BMA Scotland's consultants committee chairman Simon Barker said: "While the medical workforce is today almost gender equal in numbers, there remains significant under-representation of women in senior roles that is particularly pronounced in certain specialties.
"There is also strong evidence that doctors who work less-than-full-time experience greater challenges in career progression, which has a disproportionate impact on women.
"When women do reach consultant grade posts, it is still the case that they find it more difficult to access additional sources of income on top of their basic contracted hours, such as additional locum or out of hours work, research projects and discretionary points."
He said the NHS in Scotland could be doing "significantly more" to support employment choices and flexibility in career progression.
Dr Barker said: "There is clearly still a long way to go in addressing the obstacles that too many women still face in their medical careers and it is only by confronting the problem head-on that further progress will be made."
Dr Judy Evans, honorary secretary for the Royal College of Surgeons of Edinburgh, said: "Consultants are often in post for more than 20 years.
"The contracts for any job in the NHS are completely gender neutral.
"The pay gap reflects the fact that historically there were very few female consultants."
Dr Evans said: "It takes a long time for these figures to change, but we are on the way.
"Nowadays most specialities report between 30% and 60% females in post in the middle grades of trainees.
"When these doctors finish training, then the percentage of female consultants will increase."

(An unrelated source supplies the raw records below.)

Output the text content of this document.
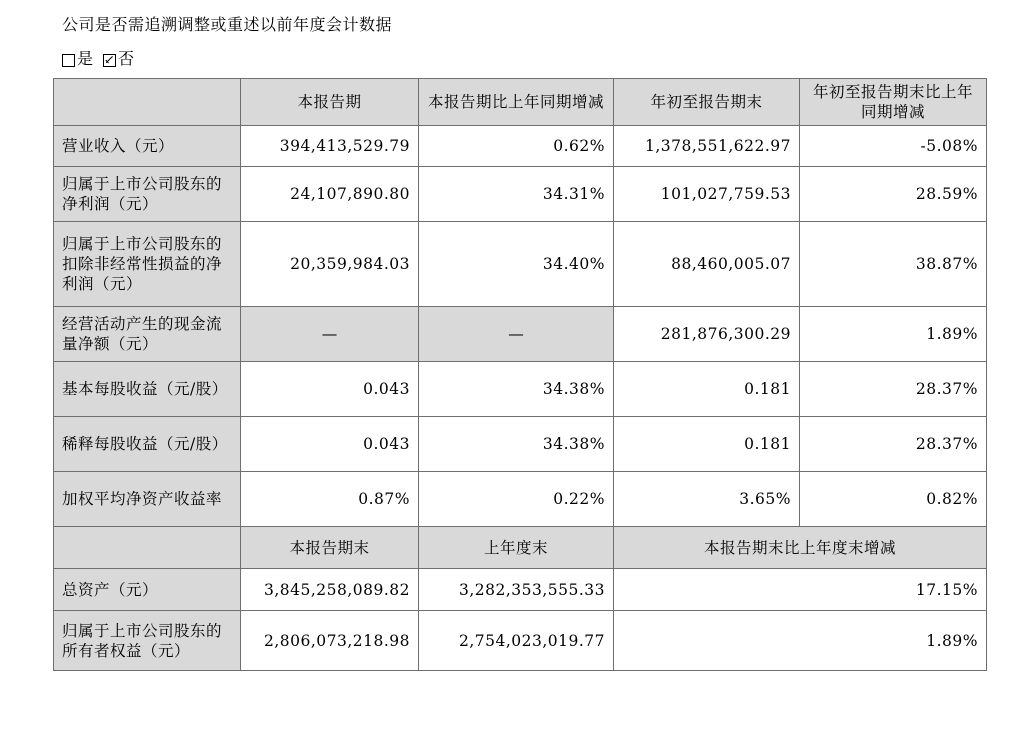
公司是否需追溯调整或重述以前年度会计数据
是 否
	本报告期	本报告期比上年同期增减	年初至报告期末	年初至报告期末比上年同期增减
营业收入（元）	394,413,529.79	0.62%	1,378,551,622.97	-5.08%
归属于上市公司股东的净利润（元）	24,107,890.80	34.31%	101,027,759.53	28.59%
归属于上市公司股东的扣除非经常性损益的净利润（元）	20,359,984.03	34.40%	88,460,005.07	38.87%
经营活动产生的现金流量净额（元）	—	—	281,876,300.29	1.89%
基本每股收益（元/股）	0.043	34.38%	0.181	28.37%
稀释每股收益（元/股）	0.043	34.38%	0.181	28.37%
加权平均净资产收益率	0.87%	0.22%	3.65%	0.82%
	本报告期末	上年度末	本报告期末比上年度末增减	
总资产（元）	3,845,258,089.82	3,282,353,555.33	17.15%	
归属于上市公司股东的所有者权益（元）	2,806,073,218.98	2,754,023,019.77	1.89%	
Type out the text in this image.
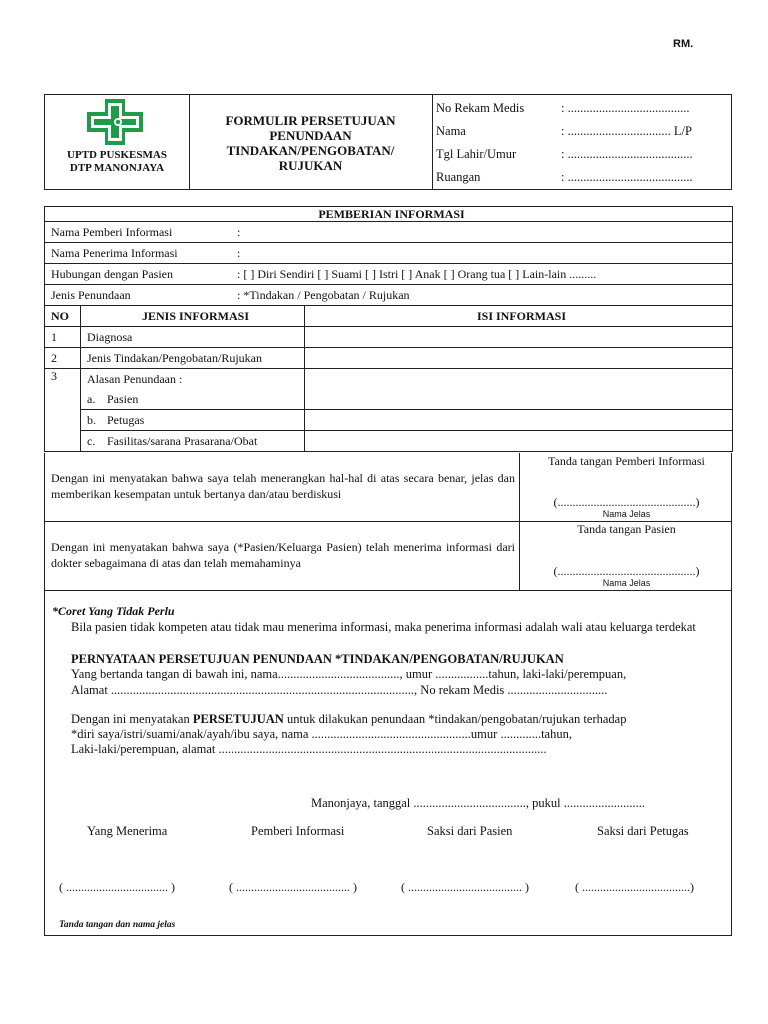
RM.
UPTD PUSKESMAS
DTP MANONJAYA
FORMULIR PERSETUJUAN
PENUNDAAN
TINDAKAN/PENGOBATAN/
RUJUKAN
No Rekam Medis	: .......................................
Nama	: ................................. L/P
Tgl Lahir/Umur	: ........................................
Ruangan	: ........................................
PEMBERIAN INFORMASI		
Nama Pemberi Informasi :		
Nama Penerima Informasi :		
Hubungan dengan Pasien : [ ] Diri Sendiri [ ] Suami [ ] Istri [ ] Anak [ ] Orang tua [ ] Lain-lain .........		
Jenis Penundaan : *Tindakan / Pengobatan / Rujukan		
NO	JENIS INFORMASI	ISI INFORMASI
1	Diagnosa	
2	Jenis Tindakan/Pengobatan/Rujukan	
3	Alasan Penundaan :	
	a. Pasien	
	b. Petugas	
	c. Fasilitas/sarana Prasarana/Obat	
Dengan ini menyatakan bahwa saya telah menerangkan hal-hal di atas secara benar, jelas dan memberikan kesempatan untuk bertanya dan/atau berdiskusi
Tanda tangan Pemberi Informasi
(..............................................)
Nama Jelas
Dengan ini menyatakan bahwa saya (*Pasien/Keluarga Pasien) telah menerima informasi dari dokter sebagaimana di atas dan telah memahaminya
Tanda tangan Pasien
(..............................................)
Nama Jelas
*Coret Yang Tidak Perlu
Bila pasien tidak kompeten atau tidak mau menerima informasi, maka penerima informasi adalah wali atau keluarga terdekat
PERNYATAAN PERSETUJUAN PENUNDAAN *TINDAKAN/PENGOBATAN/RUJUKAN
Yang bertanda tangan di bawah ini, nama......................................., umur .................tahun, laki-laki/perempuan,
Alamat ................................................................................................., No rekam Medis ................................
Dengan ini menyatakan PERSETUJUAN untuk dilakukan penundaan *tindakan/pengobatan/rujukan terhadap
*diri saya/istri/suami/anak/ayah/ibu saya, nama ...................................................umur .............tahun,
Laki-laki/perempuan, alamat .........................................................................................................
Manonjaya, tanggal ...................................., pukul ..........................
Yang Menerima	Pemberi Informasi	Saksi dari Pasien	Saksi dari Petugas
( .................................. )	( ...................................... )	( ...................................... )	( ....................................)
Tanda tangan dan nama jelas
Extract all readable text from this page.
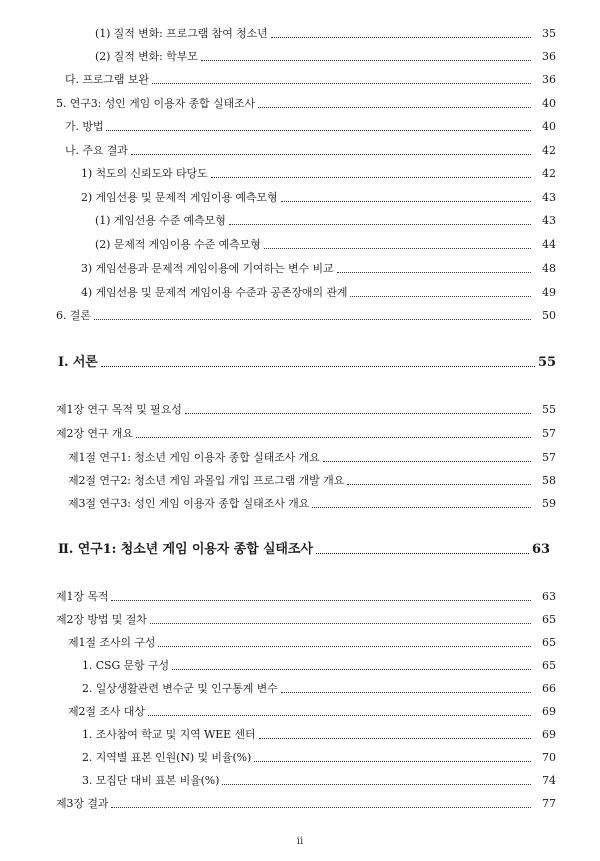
(1) 질적 변화: 프로그램 참여 청소년	35
(2) 질적 변화: 학부모	36
다. 프로그램 보완	36
5. 연구3: 성인 게임 이용자 종합 실태조사	40
가. 방법	40
나. 주요 결과	42
1) 척도의 신뢰도와 타당도	42
2) 게임선용 및 문제적 게임이용 예측모형	43
(1) 게임선용 수준 예측모형	43
(2) 문제적 게임이용 수준 예측모형	44
3) 게임선용과 문제적 게임이용에 기여하는 변수 비교	48
4) 게임선용 및 문제적 게임이용 수준과 공존장애의 관계	49
6. 결론	50
Ⅰ. 서론	55
제1장 연구 목적 및 필요성	55
제2장 연구 개요	57
제1절 연구1: 청소년 게임 이용자 종합 실태조사 개요	57
제2절 연구2: 청소년 게임 과몰입 개입 프로그램 개발 개요	58
제3절 연구3: 성인 게임 이용자 종합 실태조사 개요	59
Ⅱ. 연구1: 청소년 게임 이용자 종합 실태조사	63
제1장 목적	63
제2장 방법 및 절차	65
제1절 조사의 구성	65
1. CSG 문항 구성	65
2. 일상생활관련 변수군 및 인구통계 변수	66
제2절 조사 대상	69
1. 조사참여 학교 및 지역 WEE 센터	69
2. 지역별 표본 인원(N) 및 비율(%)	70
3. 모집단 대비 표본 비율(%)	74
제3장 결과	77
ii
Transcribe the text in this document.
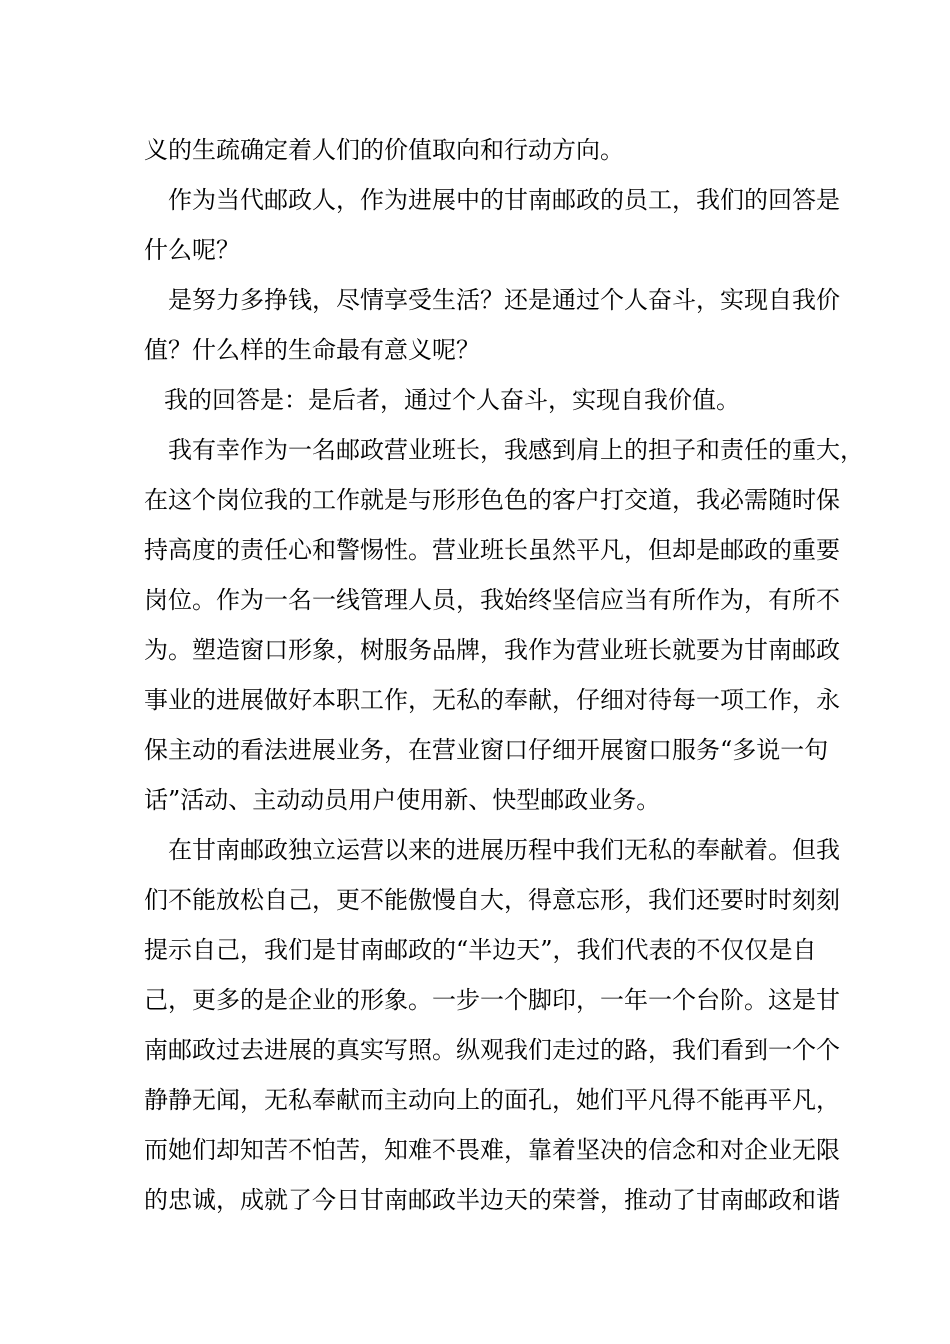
义的生疏确定着人们的价值取向和行动方向。
作为当代邮政人，作为进展中的甘南邮政的员工，我们的回答是
什么呢？
是努力多挣钱，尽情享受生活？还是通过个人奋斗，实现自我价
值？什么样的生命最有意义呢？
我的回答是：是后者，通过个人奋斗，实现自我价值。
我有幸作为一名邮政营业班长，我感到肩上的担子和责任的重大，
在这个岗位我的工作就是与形形色色的客户打交道，我必需随时保
持高度的责任心和警惕性。营业班长虽然平凡，但却是邮政的重要
岗位。作为一名一线管理人员，我始终坚信应当有所作为，有所不
为。塑造窗口形象，树服务品牌，我作为营业班长就要为甘南邮政
事业的进展做好本职工作，无私的奉献，仔细对待每一项工作，永
保主动的看法进展业务，在营业窗口仔细开展窗口服务“多说一句
话”活动、主动动员用户使用新、快型邮政业务。
在甘南邮政独立运营以来的进展历程中我们无私的奉献着。但我
们不能放松自己，更不能傲慢自大，得意忘形，我们还要时时刻刻
提示自己，我们是甘南邮政的“半边天”，我们代表的不仅仅是自
己，更多的是企业的形象。一步一个脚印，一年一个台阶。这是甘
南邮政过去进展的真实写照。纵观我们走过的路，我们看到一个个
静静无闻，无私奉献而主动向上的面孔，她们平凡得不能再平凡，
而她们却知苦不怕苦，知难不畏难，靠着坚决的信念和对企业无限
的忠诚，成就了今日甘南邮政半边天的荣誉，推动了甘南邮政和谐
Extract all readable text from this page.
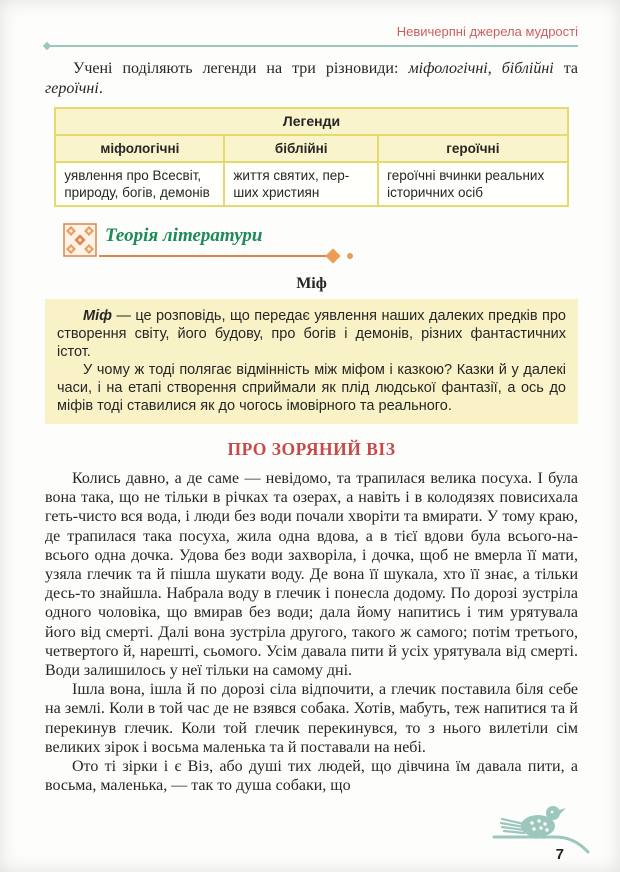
Невичерпні джерела мудрості

Учені поділяють легенди на три різновиди: міфологічні, біблійні та героїчні.

Легенди		
міфологічні	біблійні	героїчні
уявлення про Всесвіт, природу, богів, демонів	життя святих, перших християн	героїчні вчинки реальних історичних осіб
Теорія літератури
Міф

Міф — це розповідь, що передає уявлення наших далеких предків про створення світу, його будову, про богів і демонів, різних фантастичних істот.

У чому ж тоді полягає відмінність між міфом і казкою? Казки й у далекі часи, і на етапі створення сприймали як плід людської фантазії, а ось до міфів тоді ставилися як до чогось імовірного та реального.

ПРО ЗОРЯНИЙ ВІЗ

Колись давно, а де саме — невідомо, та трапилася велика посуха. І була вона така, що не тільки в річках та озерах, а навіть і в колодязях повисихала геть-чисто вся вода, і люди без води почали хворіти та вмирати. У тому краю, де трапилася така посуха, жила одна вдова, а в тієї вдови була всього-на-всього одна дочка. Удова без води захворіла, і дочка, щоб не вмерла її мати, узяла глечик та й пішла шукати воду. Де вона її шукала, хто її знає, а тільки десь-то знайшла. Набрала воду в глечик і понесла додому. По дорозі зустріла одного чоловіка, що вмирав без води; дала йому напитись і тим урятувала його від смерті. Далі вона зустріла другого, такого ж самого; потім третього, четвертого й, нарешті, сьомого. Усім давала пити й усіх урятувала від смерті. Води залишилось у неї тільки на самому дні.

Ішла вона, ішла й по дорозі сіла відпочити, а глечик поставила біля себе на землі. Коли в той час де не взявся собака. Хотів, мабуть, теж напитися та й перекинув глечик. Коли той глечик перекинувся, то з нього вилетіли сім великих зірок і восьма маленька та й поставали на небі.

Ото ті зірки і є Віз, або душі тих людей, що дівчина їм давала пити, а восьма, маленька, — так то душа собаки, що

7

She added: "The old process for awarding bonuses was also very flawed, and was challenged in industrial tribunals.
"Modern processes are much more transparent. However, there is still room for improvement."
Gender pay gap
The NHS as a whole has been publishing gender pay gap data since 2015.
Each health board publishes its own figures and they are not collated across the whole of Scotland.
However, research by Wladyslaw Mejka, who runs the equalities campaign group Equality Here Now, said the gap between men and women's average wage was almost 20% in the latest NHS statistics, published last year.
The numbers are calculated by comparing the average hourly pay of women with the average hourly pay of men.
The results suggest that there are many more men in senior positions than women throughout NHS Scotland.